孫基禎の銅像設置にドイツ側難色(上)
孫基禎マラソン大会に合わせ、ベルリンに銅像設置へ
韓国人社会の一体化を目指すドイツ韓人会が記念財団に提案して実現
日本の顔色をうかがうベルリン市に配慮し、メーンスタジアムの外に設置
1936年7月、一人の若者が東京を出発し、関釜連絡船に乗って玄界灘を越え、京城-満州-シベリアを大陸横断鉄道で横断した。およそ2週間後、この若者は、夏季五輪が開催されるドイツのベルリンに降り立った。8月9日午後3時、56人の選手がスタートラインから一斉に飛び出した。30キロ地点から独走態勢に入ったのは世界的なスターではなく、平安北道新義州出身の朝鮮の若者だった。彼は故郷で鴨緑江の河原を走りながら、マラソンのトレーニングに励んでいた。1位でゴールインしたこの選手こそが、悲運の英雄として知られる故・孫基禎(ソン・キジョン)選手(1912-2002)だった。それから74年、「孫基禎の魂」が再びベルリンによみがえった。9月18日午後1時から開催される「第1回孫基禎ベルリンマラソン大会」に合わせ、銅像が現地に到着した。当時、孫基禎の胸には日章旗が描かれていたが、銅像となった孫基禎の胸には太極旗(韓国国旗)が刻まれている。74年前、孫基禎の頭に月桂冠が置かれたとき、日本の国歌である「君が代」が演奏された。しかし今回は、韓国の誇りである「愛国歌」が演奏される。

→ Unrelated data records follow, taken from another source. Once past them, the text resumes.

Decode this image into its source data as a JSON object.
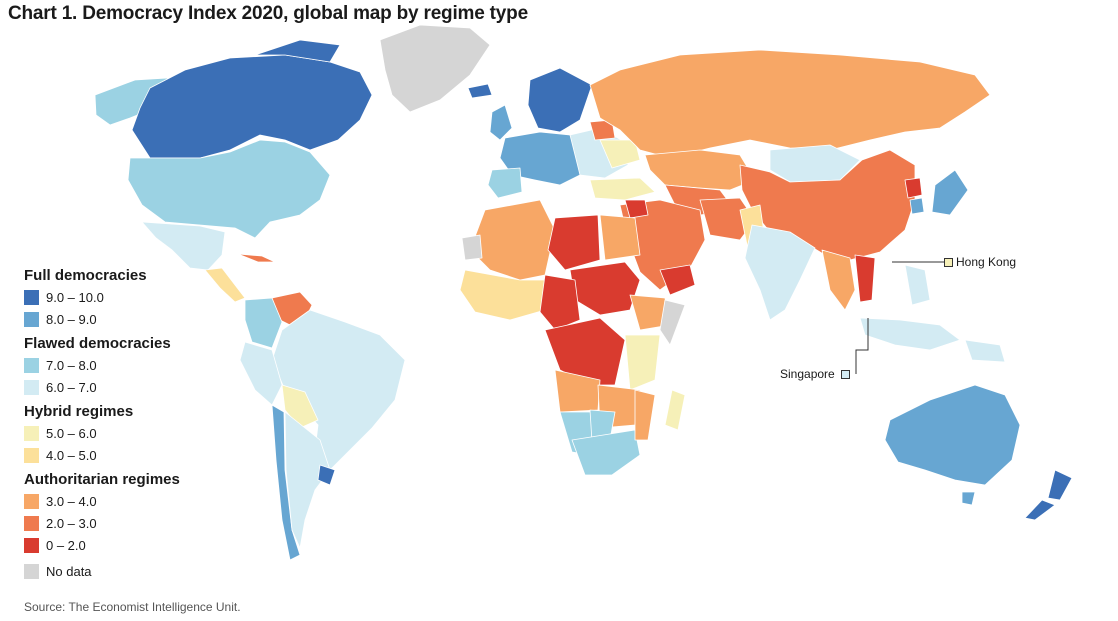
{
  "title": "Chart 1. Democracy Index 2020, global map by regime type",
  "legend": {
    "groups": [
      {
        "title": "Full democracies",
        "items": [
          {
            "label": "9.0 – 10.0",
            "color": "#3b6fb6"
          },
          {
            "label": "8.0 – 9.0",
            "color": "#67a6d2"
          }
        ]
      },
      {
        "title": "Flawed democracies",
        "items": [
          {
            "label": "7.0 – 8.0",
            "color": "#9bd2e3"
          },
          {
            "label": "6.0 – 7.0",
            "color": "#d3ebf3"
          }
        ]
      },
      {
        "title": "Hybrid regimes",
        "items": [
          {
            "label": "5.0 – 6.0",
            "color": "#f6f0b8"
          },
          {
            "label": "4.0 – 5.0",
            "color": "#fce09a"
          }
        ]
      },
      {
        "title": "Authoritarian regimes",
        "items": [
          {
            "label": "3.0 – 4.0",
            "color": "#f7a766"
          },
          {
            "label": "2.0 – 3.0",
            "color": "#ef7a4e"
          },
          {
            "label": "0 – 2.0",
            "color": "#d93b2f"
          }
        ]
      }
    ],
    "no_data": {
      "label": "No data",
      "color": "#d5d5d5"
    }
  },
  "callouts": {
    "hong_kong": {
      "label": "Hong Kong",
      "color": "#f6f0b8"
    },
    "singapore": {
      "label": "Singapore",
      "color": "#d3ebf3"
    }
  },
  "source": "Source: The Economist Intelligence Unit."
}
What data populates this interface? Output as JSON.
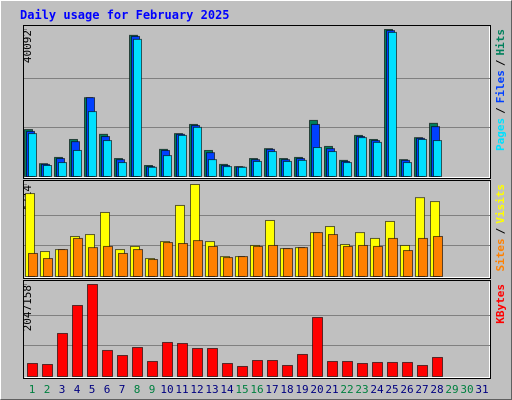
{
  "chart_data": [
    {
      "type": "bar",
      "title": "Daily usage for February 2025",
      "legend_separator": "/",
      "ylim": [
        0,
        40092
      ],
      "yticks": [
        40092
      ],
      "series": [
        {
          "name": "Hits",
          "color": "#00805c",
          "values": [
            12800,
            3500,
            5200,
            10100,
            21500,
            11500,
            4900,
            38500,
            3000,
            7400,
            11700,
            14200,
            7100,
            3300,
            2700,
            4900,
            7600,
            4900,
            5200,
            15300,
            8200,
            4400,
            11200,
            10100,
            40092,
            4600,
            10600,
            14500,
            null,
            null,
            null
          ]
        },
        {
          "name": "Files",
          "color": "#0040ff",
          "values": [
            12300,
            3300,
            4900,
            9500,
            21500,
            10900,
            4600,
            38200,
            2700,
            7100,
            11500,
            13900,
            6500,
            3000,
            2600,
            4600,
            7400,
            4600,
            4900,
            14200,
            7600,
            4100,
            10900,
            9800,
            39800,
            4400,
            10400,
            13600,
            null,
            null,
            null
          ]
        },
        {
          "name": "Pages",
          "color": "#00e0ff",
          "values": [
            11700,
            3000,
            3800,
            7100,
            17700,
            9800,
            3800,
            37400,
            2500,
            5700,
            11200,
            13400,
            4600,
            2700,
            2500,
            4100,
            6800,
            4100,
            4400,
            7900,
            6800,
            3800,
            10600,
            9300,
            39300,
            3800,
            10100,
            9800,
            null,
            null,
            null
          ]
        }
      ]
    },
    {
      "type": "bar",
      "ylim": [
        0,
        4714
      ],
      "yticks": [
        4714
      ],
      "series": [
        {
          "name": "Visits",
          "color": "#ffff00",
          "values": [
            4250,
            1280,
            1380,
            2050,
            2150,
            3280,
            1380,
            1540,
            920,
            1790,
            3640,
            4714,
            1790,
            1020,
            1020,
            1590,
            2870,
            1430,
            1480,
            2250,
            2560,
            1640,
            2250,
            1950,
            2820,
            1590,
            4040,
            3840,
            null,
            null,
            null
          ]
        },
        {
          "name": "Sites",
          "color": "#ff8000",
          "values": [
            1180,
            920,
            1380,
            1950,
            1480,
            1540,
            1180,
            1380,
            870,
            1740,
            1690,
            1840,
            1540,
            970,
            1020,
            1540,
            1590,
            1430,
            1480,
            2250,
            2150,
            1540,
            1590,
            1540,
            1950,
            1330,
            1950,
            2050,
            null,
            null,
            null
          ]
        }
      ]
    },
    {
      "type": "bar",
      "ylim": [
        0,
        2047158
      ],
      "yticks": [
        2047158
      ],
      "categories": [
        "1",
        "2",
        "3",
        "4",
        "5",
        "6",
        "7",
        "8",
        "9",
        "10",
        "11",
        "12",
        "13",
        "14",
        "15",
        "16",
        "17",
        "18",
        "19",
        "20",
        "21",
        "22",
        "23",
        "24",
        "25",
        "26",
        "27",
        "28",
        "29",
        "30",
        "31"
      ],
      "category_colors": [
        "#008040",
        "#008040",
        "#000080",
        "#000080",
        "#000080",
        "#000080",
        "#000080",
        "#008040",
        "#008040",
        "#000080",
        "#000080",
        "#000080",
        "#000080",
        "#000080",
        "#008040",
        "#008040",
        "#000080",
        "#000080",
        "#000080",
        "#000080",
        "#000080",
        "#008040",
        "#008040",
        "#000080",
        "#000080",
        "#000080",
        "#000080",
        "#000080",
        "#008040",
        "#008040",
        "#000080"
      ],
      "series": [
        {
          "name": "KBytes",
          "color": "#ff0000",
          "values": [
            289000,
            267000,
            957000,
            1580000,
            2047158,
            579000,
            467000,
            645000,
            334000,
            757000,
            734000,
            623000,
            623000,
            289000,
            223000,
            356000,
            356000,
            245000,
            490000,
            1313000,
            334000,
            334000,
            289000,
            312000,
            312000,
            312000,
            245000,
            423000,
            null,
            null,
            null
          ]
        }
      ]
    }
  ]
}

- ベルリンに故・孫基禎(ソン・キジョン)選手の銅像設置を実現させた、孫基禎記念財団の金聖泰(キム・ソンテ)理事長。/写真=朱完中(チュ・ワンジュン)記者
■孫基禎の銅像がベルリンに設置されるまでの経緯
与党ハンナラ党議員で孫基禎記念財団の金聖泰(キム・ソンテ)理事長(53)によると、孫基禎の銅像をベルリンに設置する運動は、今年2月から始まった。当時、選出されたばかりのキム・ジンボク・ドイツ韓人会長から連絡を受けたのがきっかけだった。
金理事長によると、現在ドイツの韓国人社会は世代ごとに分裂しているという。1960-70年代に外貨稼ぎのためドイツに派遣された鉱山労働者や看護師などの第1世代と、留学のためにドイツにやって来た第2世代との考え方の違いによるものだ。韓人会は世代による分裂を克服し、韓国人としてのアイデンティティーを確立しようと試行錯誤していた。
ちょうどそのころ、キム韓人会長が、韓国人社会を一つに団結させる象徴的な人物として、孫基禎選手のことを思いついた。そして「孫基禎選手の名前を冠したマラソン大会を開催しよう」という意向が、財団に伝えられた。金理事長は名称の使用を許可し、資金面で支援も行った。
その後、孫基禎記念財団はマラソン大会の開催を契機に、2006年に制作された孫基禎の銅像をベルリンに設置する運動を始め、ついに実現した。孫基禎の銅像は二つ作られたが、大きさは土台を合わせると2メートル50センチにもなる。
西洋画家の姜亨九(カン・ヒョング)氏と彫刻家のパク・チョルチャン氏が共同で制作した銅像のうち一つは、ソウル・蚕室のオリンピック競技場に保管されている。もう一つは、ベルリンに設置される予定だったが、日本の顔色をうかがってドイツが難色を示したため、京畿道内の倉庫に保管されていた。